Groth Theodore, Gunawan Rudiyanto, Neelamegham Sriram
Chemical and Biological Engineering, University at Buffalo, State University of New York, Buffalo, NY 14260, USA.
Biomedical Engineering, University at Buffalo, State University of New York, Buffalo, NY 14260, USA.
Beilstein J Org Chem. 2021 Jul 22;17:1712-1724. doi: 10.3762/bjoc.17.119. eCollection 2021.
Glycosylation is a common posttranslational modification, and glycan biosynthesis is regulated by a set of glycogenes. The role of transcription factors (TFs) in regulating the glycogenes and related glycosylation pathways is largely unknown. In this work, we performed data mining of TF-glycogene relationships from the Cistrome Cancer database (DB), which integrates chromatin immunoprecipitation sequencing (ChIP-Seq) and RNA-Seq data to constitute regulatory relationships. In total, we observed 22,654 potentially significant TF-glycogene relationships, which include interactions involving 526 unique TFs and 341 glycogenes that span 29 the Cancer Genome Atlas (TCGA) cancer types. Here, TF-glycogene interactions appeared in clusters or so-called communities, suggesting that changes in single TF expression during both health and disease may affect multiple carbohydrate structures. Upon applying the Fisher's exact test along with glycogene pathway classification, we identified TFs that may specifically regulate the biosynthesis of individual glycan types. Integration with Reactome DB knowledge provided an avenue to relate cell-signaling pathways to TFs and cellular glycosylation state. Whereas analysis results are presented for all 29 cancer types, specific focus is placed on human luminal and basal breast cancer disease progression. Overall, the article presents a computational approach to describe TF-glycogene relationships, the starting point for experimental system-wide validation.

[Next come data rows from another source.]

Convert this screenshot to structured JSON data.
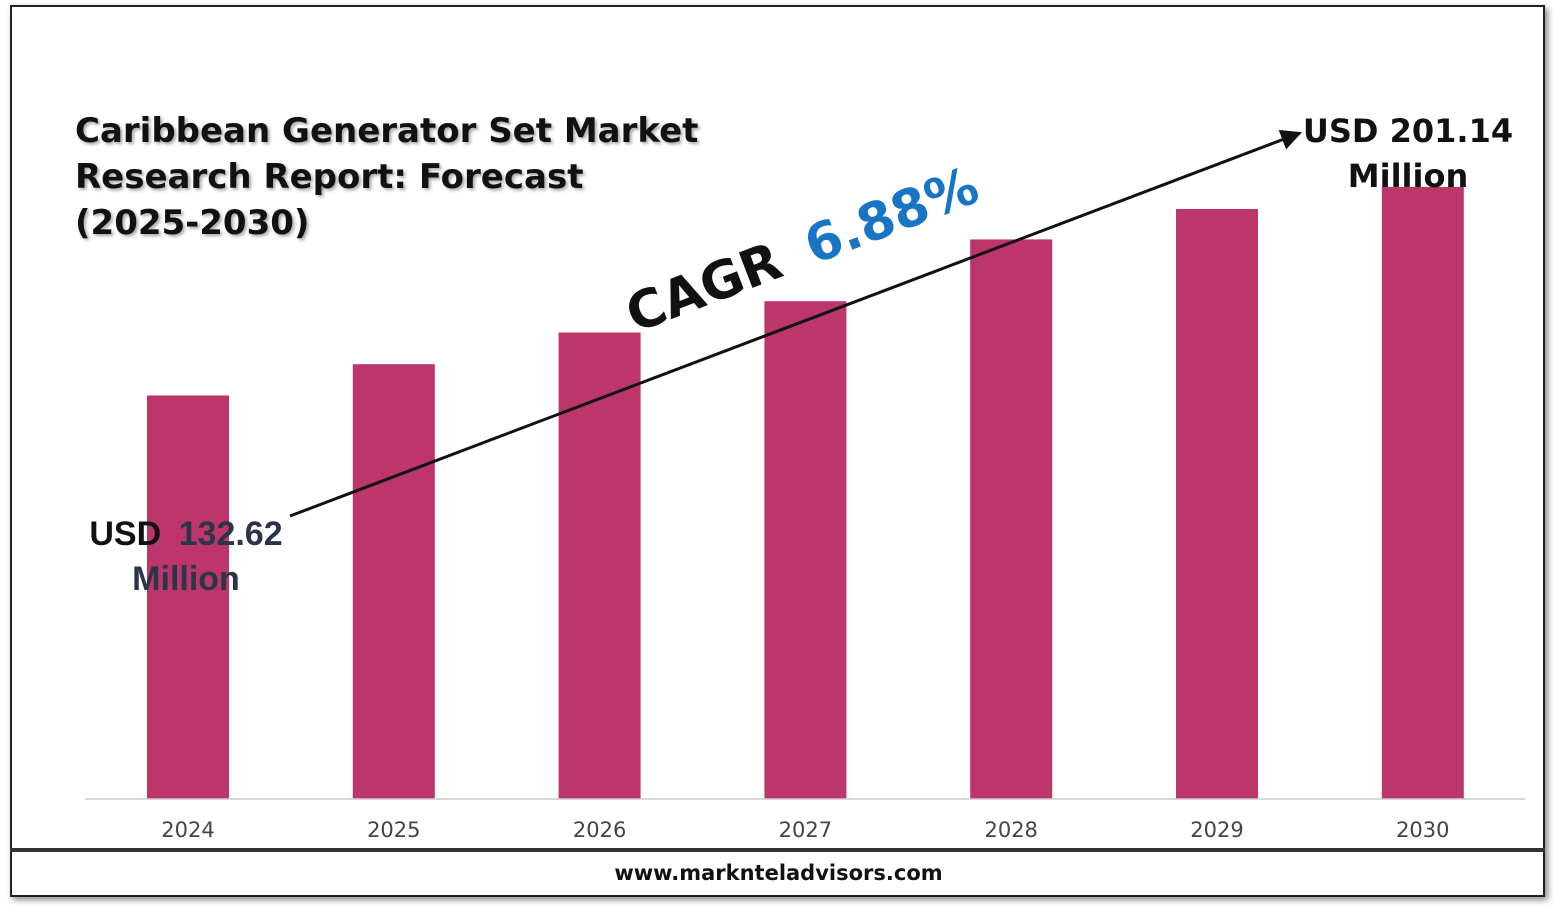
{
  "title_lines": [
    "Caribbean Generator Set Market",
    "Research Report: Forecast",
    "(2025-2030)"
  ],
  "website": "www.marknteladvisors.com",
  "cagr": {
    "prefix": "CAGR",
    "value": "6.88%"
  },
  "start_label": {
    "prefix": "USD",
    "value": "132.62",
    "unit": "Million"
  },
  "end_label": {
    "line1": "USD 201.14",
    "line2": "Million"
  },
  "colors": {
    "bar": "#bc356b",
    "cagr_value": "#1874c4",
    "start_label": "#2b3448",
    "text": "#111111",
    "axis": "#cccccc"
  },
  "chart_data": {
    "type": "bar",
    "title": "Caribbean Generator Set Market Research Report: Forecast (2025-2030)",
    "categories": [
      "2024",
      "2025",
      "2026",
      "2027",
      "2028",
      "2029",
      "2030"
    ],
    "values": [
      132.62,
      142.9,
      153.3,
      163.6,
      183.9,
      193.9,
      201.14
    ],
    "ylim": [
      0,
      210
    ],
    "grid": false,
    "legend": "none"
  }
}
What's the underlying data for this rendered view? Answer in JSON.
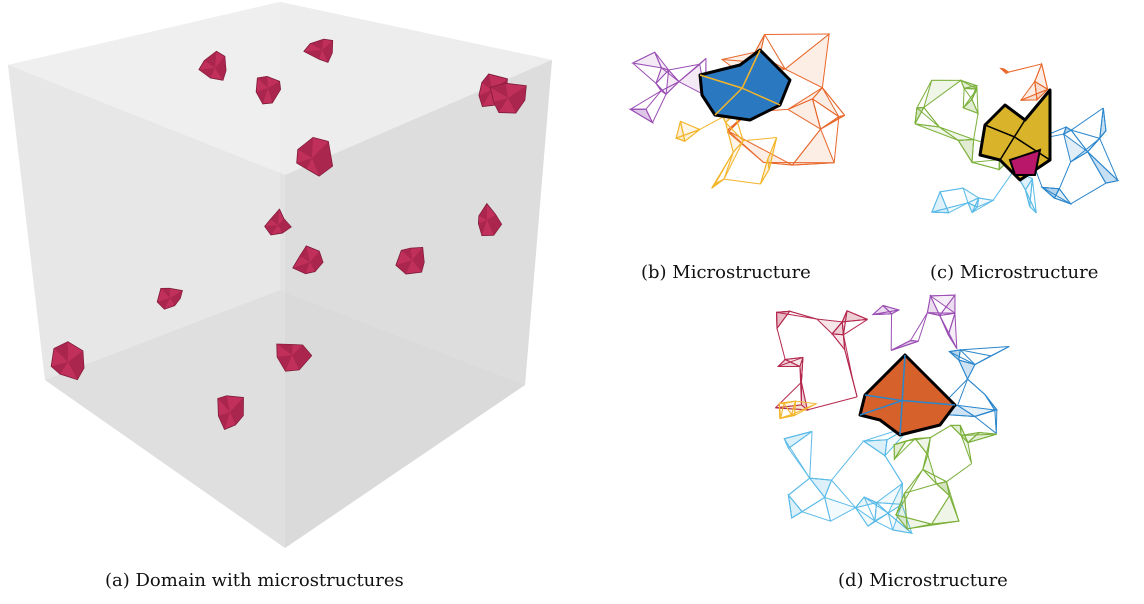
{
  "figure": {
    "panels": [
      {
        "id": "a",
        "caption": "(a) Domain with microstructures"
      },
      {
        "id": "b",
        "caption": "(b) Microstructure"
      },
      {
        "id": "c",
        "caption": "(c) Microstructure"
      },
      {
        "id": "d",
        "caption": "(d) Microstructure"
      }
    ],
    "inclusion_color": "#c0305a",
    "cube_face_colors": [
      "#eeeeee",
      "#e2e2e2",
      "#d7d7d7"
    ],
    "mesh_colors": {
      "b": {
        "core": "#2a78c0",
        "regions": [
          "#9b4fb5",
          "#e8672a",
          "#f3b52a"
        ]
      },
      "c": {
        "core": "#d9b42a",
        "regions": [
          "#7bb03a",
          "#e8672a",
          "#2b86cc",
          "#5bbbe8"
        ],
        "accent": "#b8176a"
      },
      "d": {
        "core": "#d6612a",
        "regions": [
          "#b5284e",
          "#9b4fb5",
          "#2b86cc",
          "#5bbbe8",
          "#7bb03a",
          "#f3b52a"
        ]
      }
    }
  }
}
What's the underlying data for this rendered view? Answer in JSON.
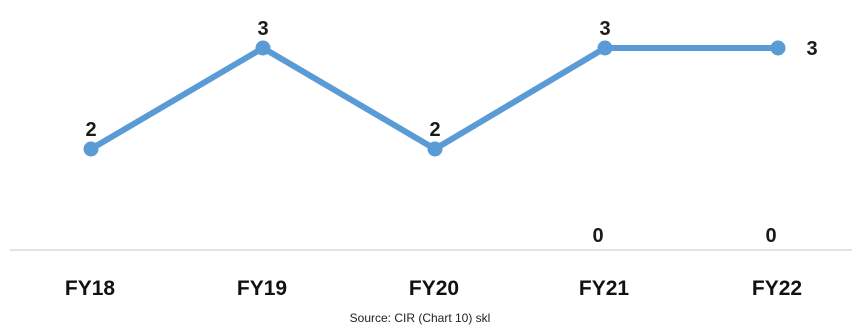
{
  "chart_data": {
    "type": "line",
    "categories": [
      "FY18",
      "FY19",
      "FY20",
      "FY21",
      "FY22"
    ],
    "series": [
      {
        "values": [
          2,
          3,
          2,
          3,
          3
        ],
        "data_labels": [
          "2",
          "3",
          "2",
          "3",
          "3"
        ]
      }
    ],
    "extra_labels": [
      {
        "category": "FY21",
        "text": "0"
      },
      {
        "category": "FY22",
        "text": "0"
      }
    ],
    "ylim": [
      0,
      4
    ],
    "grid": false,
    "legend": "none",
    "line_color": "#5b9bd5",
    "source": "Source: CIR (Chart 10) skl"
  }
}
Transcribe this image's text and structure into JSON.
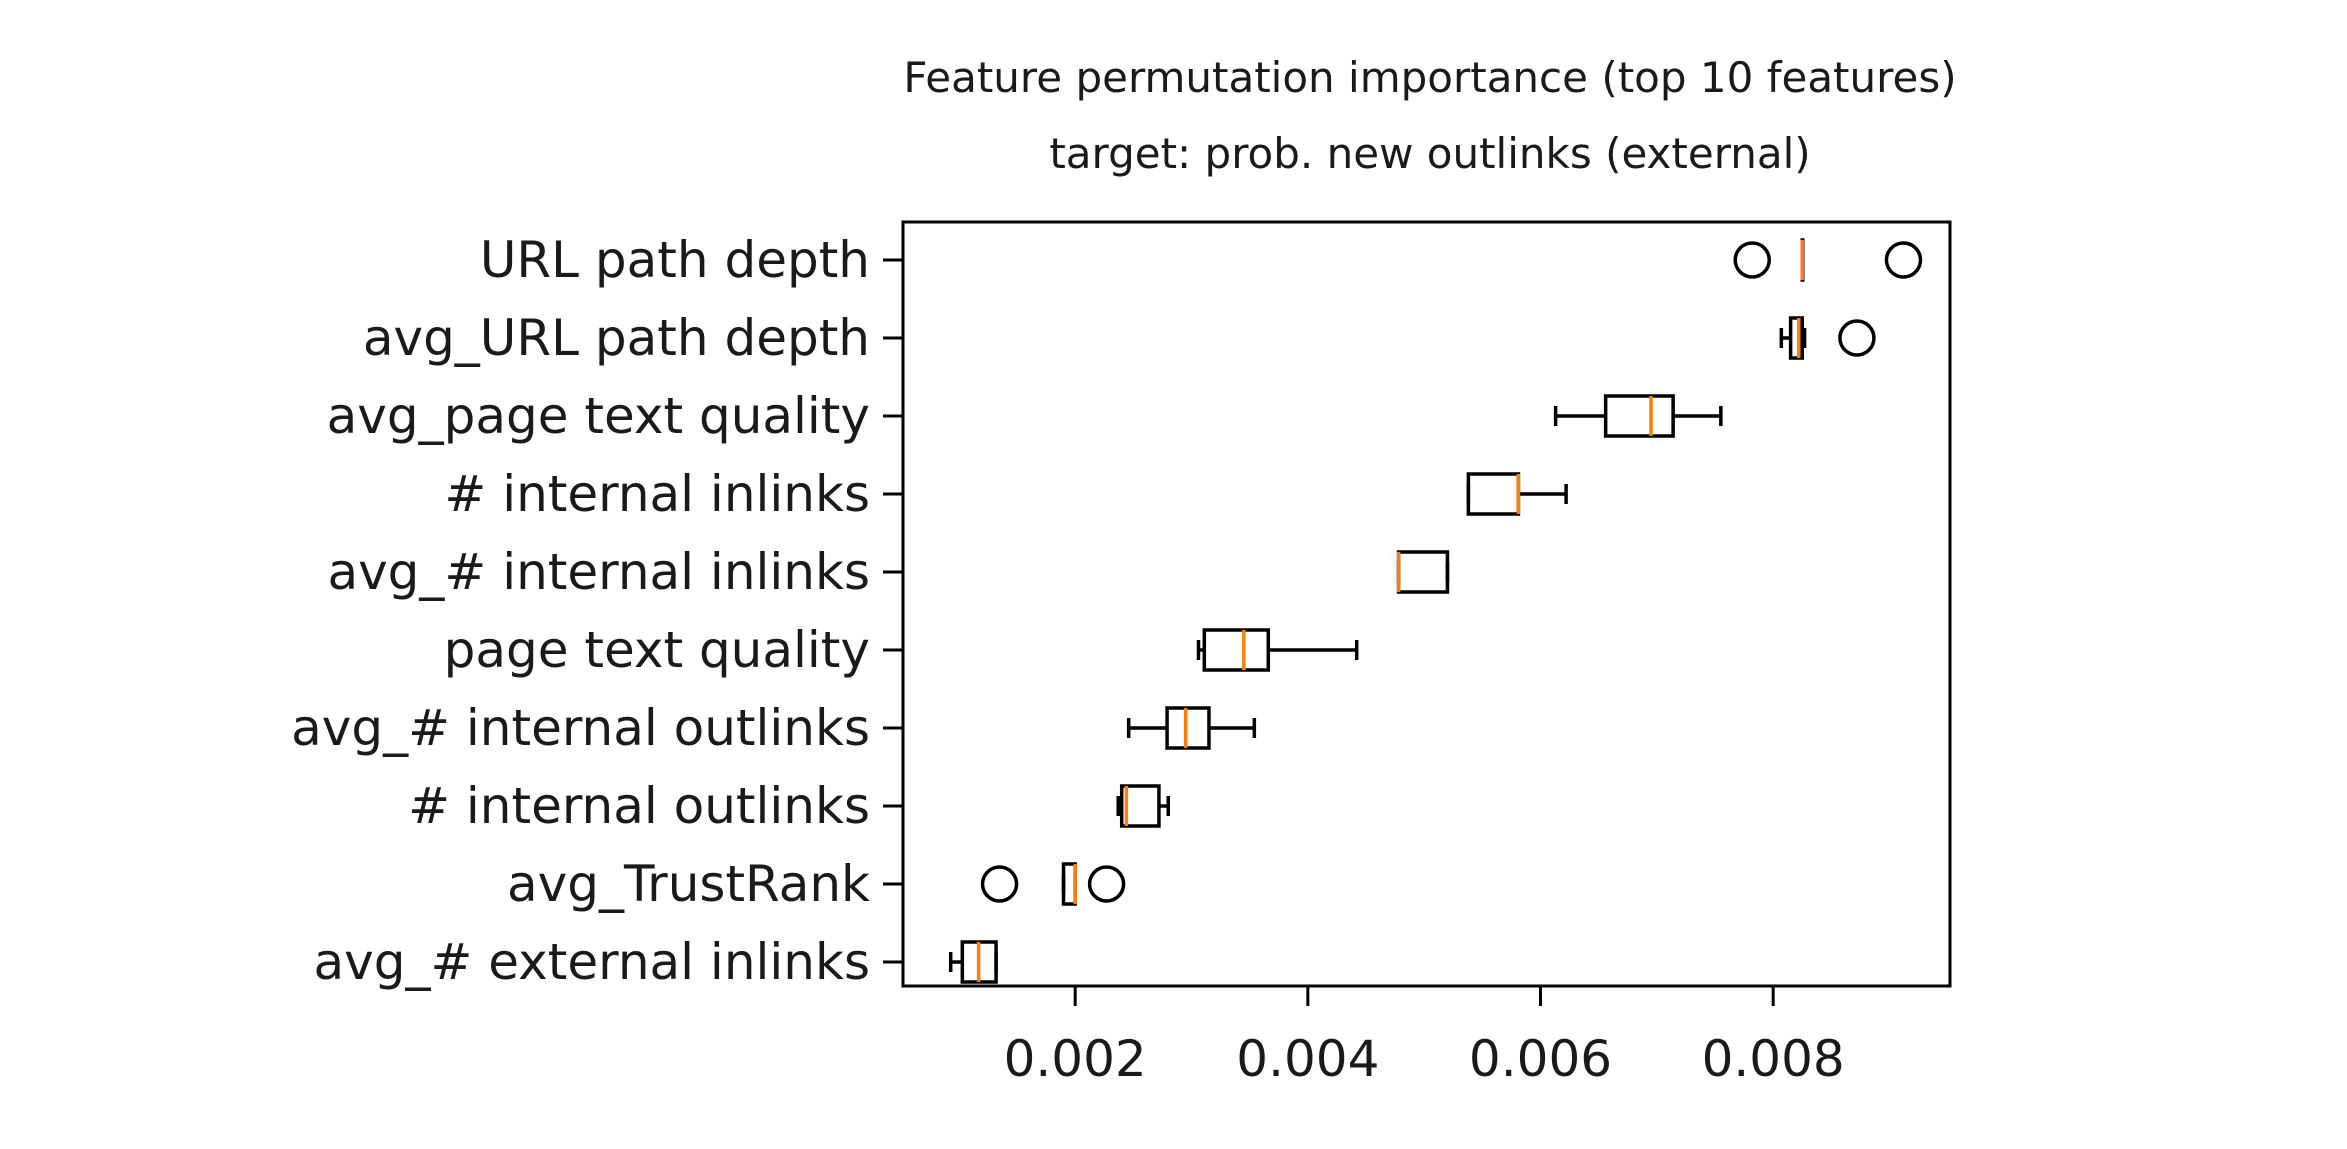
{
  "chart_data": {
    "type": "boxplot",
    "orientation": "horizontal",
    "title": "Feature permutation importance (top 10 features)",
    "subtitle": "target: prob. new outlinks (external)",
    "xlabel": "",
    "ylabel": "",
    "xlim": [
      0.00052,
      0.00952
    ],
    "xticks": [
      0.002,
      0.004,
      0.006,
      0.008
    ],
    "xtick_labels": [
      "0.002",
      "0.004",
      "0.006",
      "0.008"
    ],
    "grid": false,
    "median_color": "#ff7f0e",
    "box_color": "#000000",
    "categories": [
      "URL path depth",
      "avg_URL path depth",
      "avg_page text quality",
      "# internal inlinks",
      "avg_# internal inlinks",
      "page text quality",
      "avg_# internal outlinks",
      "# internal outlinks",
      "avg_TrustRank",
      "avg_# external inlinks"
    ],
    "boxes": [
      {
        "whislo": 0.00825,
        "q1": 0.00825,
        "med": 0.00825,
        "q3": 0.00825,
        "whishi": 0.00825,
        "fliers": [
          0.00782,
          0.00912
        ]
      },
      {
        "whislo": 0.00807,
        "q1": 0.00815,
        "med": 0.00822,
        "q3": 0.00825,
        "whishi": 0.00827,
        "fliers": [
          0.00872
        ]
      },
      {
        "whislo": 0.00613,
        "q1": 0.00656,
        "med": 0.00695,
        "q3": 0.00714,
        "whishi": 0.00755,
        "fliers": []
      },
      {
        "whislo": 0.00538,
        "q1": 0.00538,
        "med": 0.00581,
        "q3": 0.00581,
        "whishi": 0.00622,
        "fliers": []
      },
      {
        "whislo": 0.00478,
        "q1": 0.00478,
        "med": 0.00478,
        "q3": 0.0052,
        "whishi": 0.0052,
        "fliers": []
      },
      {
        "whislo": 0.00306,
        "q1": 0.00311,
        "med": 0.00345,
        "q3": 0.00366,
        "whishi": 0.00442,
        "fliers": []
      },
      {
        "whislo": 0.00246,
        "q1": 0.00279,
        "med": 0.00295,
        "q3": 0.00315,
        "whishi": 0.00354,
        "fliers": []
      },
      {
        "whislo": 0.00237,
        "q1": 0.0024,
        "med": 0.00244,
        "q3": 0.00272,
        "whishi": 0.0028,
        "fliers": []
      },
      {
        "whislo": 0.0019,
        "q1": 0.0019,
        "med": 0.002,
        "q3": 0.002,
        "whishi": 0.002,
        "fliers": [
          0.00135,
          0.00227
        ]
      },
      {
        "whislo": 0.00093,
        "q1": 0.00103,
        "med": 0.00117,
        "q3": 0.00132,
        "whishi": 0.00132,
        "fliers": []
      }
    ]
  }
}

糖基化是一种常见的翻译后修饰,聚糖生物合成受一组糖基因调控。转录因子(TFs)在调控糖基因和相关糖基化途径中的作用在很大程度上尚不清楚。在这项工作中,我们从Cistrome癌症数据库(DB)中对TF-糖基因关系进行了数据挖掘,该数据库整合了染色质免疫沉淀测序(ChIP-Seq)和RNA-Seq数据以构建调控关系。我们总共观察到22,654个潜在的显著TF-糖基因关系,其中包括涉及526个独特TF和341个糖基因的相互作用,这些糖基因涵盖了29种癌症基因组图谱(TCGA)癌症类型。在这里,TF-糖基因相互作用以簇或所谓的群落形式出现,这表明在健康和疾病状态下单个TF表达的变化可能会影响多种碳水化合物结构。在应用Fisher精确检验并结合糖基因途径分类后,我们确定了可能特异性调节单个聚糖类型生物合成的TF。与Reactome数据库知识的整合为将细胞信号通路与TF和细胞糖基化状态联系起来提供了一条途径。虽然分析结果针对所有29种癌症类型呈现,但特别关注人类管腔型和基底型乳腺癌的疾病进展。总体而言,本文提出了一种计算方法来描述TF-糖基因关系,这是全系统实验验证的起点。